Well nothing at all can be done until both the private and the public sector produce honest figures. The private sector pensions industry will have to acknowledge the huge uncertainties under which it operates and base projections on a cautious estimate of the returns it can achieve.
For example it should not assume that the real return on savings will be higher than about 6 per cent. In fact that is probably pushing it. Shares have yielded an average 6.4 per cent in real terms over the past 130 years (nice long period, that) but government bonds and cash only 1.7 and 1.8 per cent. Because shares move up and down so much some portion of savings have to go into other investments, so maybe a 5 per cent or even a 4 per cent assumption is safer.
The pensions industry also has to be frank about the way its own costs cut the benefits available. It needs to cost in any other inducements or guarantees it offers – the crucial error of Equitable Life. If the results show that pensions do not look as good a deal as the industry would like, well, at least we would know where we stand.
Government needs to be more honest too. It needs to be more honest about the impact of its policies on the private sector. When Gordon Brown brought in an additional tax on pension funds he failed to give an estimate of the reduction in pensions that would result. It should estimate the reduction in pensions that results from the cost of additional regulation. (That is not to say that regulation is bad; simply that it adds to cost and hence cuts the amount that can be invested on behalf of the pensioner.)
Most important, though, Government needs to be honest about the National Insurance black hole: how little people will receive in relation to earnings under present rates of contribution and how much more NICs might have to rise under different assumptions. This is in a sense bad news: the deal is worse than governments have pretended.
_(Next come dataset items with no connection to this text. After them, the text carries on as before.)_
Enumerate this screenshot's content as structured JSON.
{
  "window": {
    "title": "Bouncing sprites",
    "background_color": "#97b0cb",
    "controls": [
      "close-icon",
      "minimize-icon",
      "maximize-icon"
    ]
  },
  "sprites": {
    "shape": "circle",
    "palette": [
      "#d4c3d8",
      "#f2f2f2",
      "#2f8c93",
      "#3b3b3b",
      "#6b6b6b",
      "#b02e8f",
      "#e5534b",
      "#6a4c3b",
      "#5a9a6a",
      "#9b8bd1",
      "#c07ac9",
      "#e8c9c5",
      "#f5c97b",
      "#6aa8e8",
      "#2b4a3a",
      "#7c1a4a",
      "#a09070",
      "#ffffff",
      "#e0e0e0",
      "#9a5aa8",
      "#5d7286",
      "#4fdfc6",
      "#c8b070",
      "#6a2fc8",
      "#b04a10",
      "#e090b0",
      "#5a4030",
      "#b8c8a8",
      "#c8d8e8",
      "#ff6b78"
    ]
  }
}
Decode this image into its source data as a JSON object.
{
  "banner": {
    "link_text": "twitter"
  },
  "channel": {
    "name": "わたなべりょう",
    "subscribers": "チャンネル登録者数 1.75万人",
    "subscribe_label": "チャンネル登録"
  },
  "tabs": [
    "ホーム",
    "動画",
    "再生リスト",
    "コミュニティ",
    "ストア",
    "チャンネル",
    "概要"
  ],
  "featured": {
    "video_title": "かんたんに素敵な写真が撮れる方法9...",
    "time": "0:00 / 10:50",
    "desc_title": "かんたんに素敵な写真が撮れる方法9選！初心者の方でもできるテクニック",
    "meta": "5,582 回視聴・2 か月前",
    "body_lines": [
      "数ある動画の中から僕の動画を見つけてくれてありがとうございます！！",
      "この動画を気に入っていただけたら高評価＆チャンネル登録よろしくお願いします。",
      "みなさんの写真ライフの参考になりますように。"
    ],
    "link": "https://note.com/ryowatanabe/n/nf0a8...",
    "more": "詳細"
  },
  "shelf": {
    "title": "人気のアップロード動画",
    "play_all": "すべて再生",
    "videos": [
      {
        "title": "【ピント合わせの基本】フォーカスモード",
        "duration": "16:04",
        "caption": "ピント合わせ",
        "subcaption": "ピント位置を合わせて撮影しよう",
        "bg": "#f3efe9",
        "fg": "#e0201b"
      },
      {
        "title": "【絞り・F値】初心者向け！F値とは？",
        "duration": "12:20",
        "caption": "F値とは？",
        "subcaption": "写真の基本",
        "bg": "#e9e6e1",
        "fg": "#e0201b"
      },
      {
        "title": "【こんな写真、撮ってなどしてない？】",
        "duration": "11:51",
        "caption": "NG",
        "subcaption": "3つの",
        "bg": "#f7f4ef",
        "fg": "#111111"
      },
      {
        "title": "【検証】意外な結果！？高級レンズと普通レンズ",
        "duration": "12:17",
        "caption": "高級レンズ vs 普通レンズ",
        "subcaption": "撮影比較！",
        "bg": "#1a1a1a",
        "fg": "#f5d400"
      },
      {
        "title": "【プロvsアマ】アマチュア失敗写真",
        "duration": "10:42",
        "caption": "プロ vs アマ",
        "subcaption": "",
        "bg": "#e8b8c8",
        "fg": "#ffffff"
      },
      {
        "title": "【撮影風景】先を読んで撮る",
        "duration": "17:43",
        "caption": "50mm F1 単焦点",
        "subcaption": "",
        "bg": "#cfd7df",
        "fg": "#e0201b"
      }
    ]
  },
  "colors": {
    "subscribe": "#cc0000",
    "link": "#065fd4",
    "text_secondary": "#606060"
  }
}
But at least we would know where we stand.
Once there are honest figures then there can be a sensible debate about what is to be done. That ought to be outside politics. We are talking about what will happen to people in 2020 to 2050 and beyond. The yah-boo point-scoring of politicians over this is both silly and destructive. There is a host of ways of coping with what in any sensible terms is something wonderful – people living longer – but we won't find them unless we acknowledge that this is not a party political issue.
And those ways of coping? They fall into two groups: encouraging people to save more and encouraging them to work longer. Up to now most of the discussion has been about the first and that will be part of the solution. But I'd like to see more ideas on the second.
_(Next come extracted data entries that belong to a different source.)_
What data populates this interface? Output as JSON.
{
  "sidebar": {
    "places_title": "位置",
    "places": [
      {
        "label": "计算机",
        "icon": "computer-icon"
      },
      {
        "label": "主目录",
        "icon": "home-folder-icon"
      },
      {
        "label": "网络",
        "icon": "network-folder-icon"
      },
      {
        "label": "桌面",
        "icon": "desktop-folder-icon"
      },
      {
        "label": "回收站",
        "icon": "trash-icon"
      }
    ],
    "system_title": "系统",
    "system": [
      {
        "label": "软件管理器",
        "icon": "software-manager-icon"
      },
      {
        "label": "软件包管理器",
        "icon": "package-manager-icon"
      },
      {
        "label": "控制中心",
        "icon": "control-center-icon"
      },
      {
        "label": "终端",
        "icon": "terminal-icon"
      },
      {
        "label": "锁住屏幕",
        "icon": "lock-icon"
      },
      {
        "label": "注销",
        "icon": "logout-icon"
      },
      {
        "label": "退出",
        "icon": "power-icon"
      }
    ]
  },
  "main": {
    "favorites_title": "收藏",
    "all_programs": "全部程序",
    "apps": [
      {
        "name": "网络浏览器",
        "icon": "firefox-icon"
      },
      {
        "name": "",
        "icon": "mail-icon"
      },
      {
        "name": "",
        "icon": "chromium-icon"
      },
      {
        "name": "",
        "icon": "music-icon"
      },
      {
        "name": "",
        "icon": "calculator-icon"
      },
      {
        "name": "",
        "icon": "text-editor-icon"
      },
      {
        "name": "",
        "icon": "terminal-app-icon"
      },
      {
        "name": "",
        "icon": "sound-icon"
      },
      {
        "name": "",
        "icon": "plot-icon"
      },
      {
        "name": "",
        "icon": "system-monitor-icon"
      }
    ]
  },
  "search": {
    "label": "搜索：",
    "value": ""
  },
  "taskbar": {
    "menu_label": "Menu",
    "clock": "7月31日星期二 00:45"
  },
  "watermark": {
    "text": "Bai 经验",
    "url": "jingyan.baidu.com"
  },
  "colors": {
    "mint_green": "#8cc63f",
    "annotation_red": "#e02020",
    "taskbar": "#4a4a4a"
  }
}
Here are three. The first two are not original; they come from a friend who is a very senior adviser to the Government in other areas.
One is to offer people a higher level of state pension depending on when they retire. So if you chose to retire at, say, 75, you would get double the normal pension.
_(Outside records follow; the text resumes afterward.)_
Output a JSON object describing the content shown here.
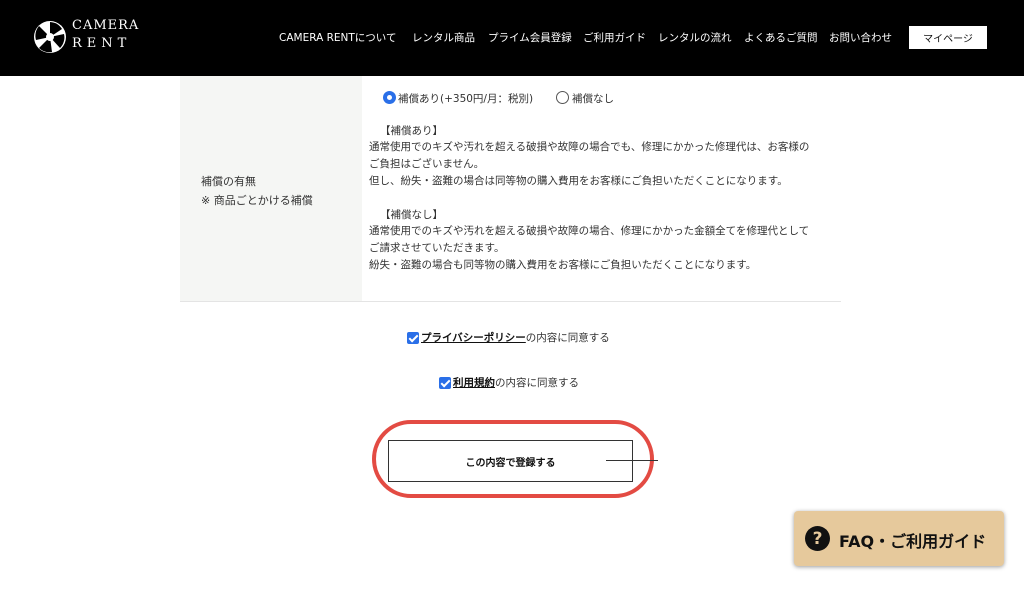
{
  "header": {
    "logo": {
      "line1": "CAMERA",
      "line2": "RENT"
    },
    "nav": [
      {
        "label": "CAMERA RENTについて"
      },
      {
        "label": "レンタル商品"
      },
      {
        "label": "プライム会員登録"
      },
      {
        "label": "ご利用ガイド"
      },
      {
        "label": "レンタルの流れ"
      },
      {
        "label": "よくあるご質問"
      },
      {
        "label": "お問い合わせ"
      }
    ],
    "mypage_label": "マイページ"
  },
  "compensation": {
    "label_line1": "補償の有無",
    "label_line2": "※ 商品ごとかける補償",
    "options": [
      {
        "label": "補償あり(+350円/月：税別)",
        "selected": true
      },
      {
        "label": "補償なし",
        "selected": false
      }
    ],
    "with": {
      "heading": "【補償あり】",
      "lines": [
        "通常使用でのキズや汚れを超える破損や故障の場合でも、修理にかかった修理代は、お客様の",
        "ご負担はございません。",
        "但し、紛失・盗難の場合は同等物の購入費用をお客様にご負担いただくことになります。"
      ]
    },
    "without": {
      "heading": "【補償なし】",
      "lines": [
        "通常使用でのキズや汚れを超える破損や故障の場合、修理にかかった金額全てを修理代として",
        "ご請求させていただきます。",
        "紛失・盗難の場合も同等物の購入費用をお客様にご負担いただくことになります。"
      ]
    }
  },
  "agreements": {
    "privacy": {
      "link": "プライバシーポリシー",
      "suffix": "の内容に同意する",
      "checked": true
    },
    "terms": {
      "link": "利用規約",
      "suffix": "の内容に同意する",
      "checked": true
    }
  },
  "submit": {
    "label": "この内容で登録する"
  },
  "faq": {
    "icon": "?",
    "label": "FAQ・ご利用ガイド"
  },
  "colors": {
    "header_bg": "#000000",
    "accent": "#2a6fe8",
    "highlight": "#e34b43",
    "faq_bg": "#e6c99c"
  }
}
The second would be to end National Insurance Contributions for people who work beyond normal retirement age. They have, after all, paid their full wack over their lifetime. Why should they pay more now? That would both increase the supply of people wanting to work and cut the cost to the employer.
I would add a third: no income tax at all on any earnings over the age of 75. Suddenly the world would be full of vigorous octogenarians actually allowed to keep all the money they earn. It is ludicrous they should have to pay tax on it at that age. Much more sensible (and less patronising) than giving them free television licences. Given the growing proportion of the 80-pluses on the electoral role, it might be a material vote winner too. Particularly in Eastbourne.